Mais ces objets, pour vastes et multiples que fussent les rapports de la Terre avec le ciel, la théorie des irrégularités de la Lune et l’application de ses premières méthodes à la théorie des planètes, faite dans le deuxième et dans le cinquième livre des Recherches, n'arrêtèrent pas encore la gloire d’Alembert. Lui, qui dans les œuvres imprimées à Paris paraissait comme dispersé et partagé sur les objets les plus importants de l’univers, apparut dans ces mêmes années dans les dissertations envoyées à l’Académie de Berlin comme concentré sur les mystères de l’algèbre, sur le calcul de ces éléments infinitésimaux qui par leur petitesse échappent à nos yeux mais qui, bien envisagés et bien entendus, nous donnent tous les rapports que les choses peuvent avoir entre elles. Dans les « Actes » de Berlin, pendant quatre années consécutives, on vit un profond algébriste, qui portait l’esprit d’invention sur les aspects les plus abscons du calcul, sur ces sujets dont ni les titres ni les noms ne peuvent être suffisamment expliqués à ceux qui ne les ont pas étudiés, à savoir le calcul des fonctions rationnelles et irrationnelles, la réduction des différentielles à la rectification des sections coniques et d’autres courbes d’un ordre supérieur, l’intégration des équations linéaires d'ordre quelconque : en outre, dans les Actes de cette Académie, ces recherches furent conjuguées à deux dissertations sur les cordes mises en vibration, et à la solution de deux problèmes astronomiques sur la correction du midi et sur la détermination des orbites des planètes.

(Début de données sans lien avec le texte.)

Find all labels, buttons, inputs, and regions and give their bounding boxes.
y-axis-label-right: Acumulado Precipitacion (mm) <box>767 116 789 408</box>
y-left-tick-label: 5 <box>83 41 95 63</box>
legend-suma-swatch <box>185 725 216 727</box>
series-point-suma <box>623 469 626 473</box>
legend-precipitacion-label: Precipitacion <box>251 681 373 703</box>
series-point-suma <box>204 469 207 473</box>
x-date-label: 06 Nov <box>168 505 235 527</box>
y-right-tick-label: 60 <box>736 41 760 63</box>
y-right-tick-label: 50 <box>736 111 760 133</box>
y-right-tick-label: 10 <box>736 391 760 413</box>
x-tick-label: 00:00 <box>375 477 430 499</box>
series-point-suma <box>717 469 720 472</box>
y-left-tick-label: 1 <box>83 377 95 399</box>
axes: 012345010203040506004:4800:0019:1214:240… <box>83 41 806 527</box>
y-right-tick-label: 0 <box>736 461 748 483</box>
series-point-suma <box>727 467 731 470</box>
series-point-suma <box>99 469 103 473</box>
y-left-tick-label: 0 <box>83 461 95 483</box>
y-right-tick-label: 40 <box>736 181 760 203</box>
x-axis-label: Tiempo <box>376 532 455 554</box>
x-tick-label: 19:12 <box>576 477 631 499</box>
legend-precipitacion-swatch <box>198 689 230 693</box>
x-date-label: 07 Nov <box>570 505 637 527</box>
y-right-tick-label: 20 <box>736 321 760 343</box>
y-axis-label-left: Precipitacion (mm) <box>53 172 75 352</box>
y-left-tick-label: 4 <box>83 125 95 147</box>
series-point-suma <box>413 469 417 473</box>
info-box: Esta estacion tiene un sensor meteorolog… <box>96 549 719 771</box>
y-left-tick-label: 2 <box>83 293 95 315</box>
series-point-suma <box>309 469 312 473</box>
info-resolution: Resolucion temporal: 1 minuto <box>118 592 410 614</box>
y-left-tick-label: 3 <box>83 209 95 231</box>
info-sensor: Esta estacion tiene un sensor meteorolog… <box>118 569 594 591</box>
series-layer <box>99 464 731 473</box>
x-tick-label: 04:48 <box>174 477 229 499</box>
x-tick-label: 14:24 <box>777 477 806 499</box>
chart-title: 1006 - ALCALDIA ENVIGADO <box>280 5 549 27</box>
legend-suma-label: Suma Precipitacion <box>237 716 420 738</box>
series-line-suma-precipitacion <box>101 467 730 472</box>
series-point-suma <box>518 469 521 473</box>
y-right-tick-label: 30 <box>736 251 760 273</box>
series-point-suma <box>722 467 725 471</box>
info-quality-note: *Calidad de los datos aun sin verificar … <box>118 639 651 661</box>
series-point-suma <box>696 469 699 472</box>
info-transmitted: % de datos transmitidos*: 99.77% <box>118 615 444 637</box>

Le problème et le prix proposés pour l’année 1748 par l’Académie de Berlin sur la résistance des fluides offrit un champ plus vaste aux études et à la gloire de M. d’Alembert. Pour un auteur, qui avait toujours sous les yeux son principe fondamental de séparer les parties du mouvement, qui, dans un système quelconque de corps vont successivement se perdre d’un instant à l’autre, et d’en égaler les moments aux actions des forces qui les détruisent, c’était une nouvelle incitation à l’appliquer aux corps solides qui heurtent des fluides, ou qui viennent à être heurtés par eux. Alembert s'y engagea d’autant plus qu’il avait trouvées imparfaites et lacunaires les théories principales de Daniel Bernoulli et de Newton, au vu de la comparaison avec les expériences. Mais pour cette nouvelle application il y avait encore un très grand chemin à faire. Il fallait démontrer que les courbes décrites par chaque particule du fluide qui heurte un solide sont semblables entre elles de part et d'autre ; il fallait inventer le nouveau calcul des différences partielles ; et puis il y avait d'autres difficultés pour appliquer les principes généraux aux cas particuliers et pour comparer les formules abstraites avec les faits principaux et les plus réels. Les difficultés furent surmontées, la nouvelle théorie fut achevée et publiée : et lorsque l’Académie reproposa le même prix avec d’autres conditions, lorsque la dissertation couronnée apparut sous les yeux du public, le jugement du public fut différent de celui de l’Académie.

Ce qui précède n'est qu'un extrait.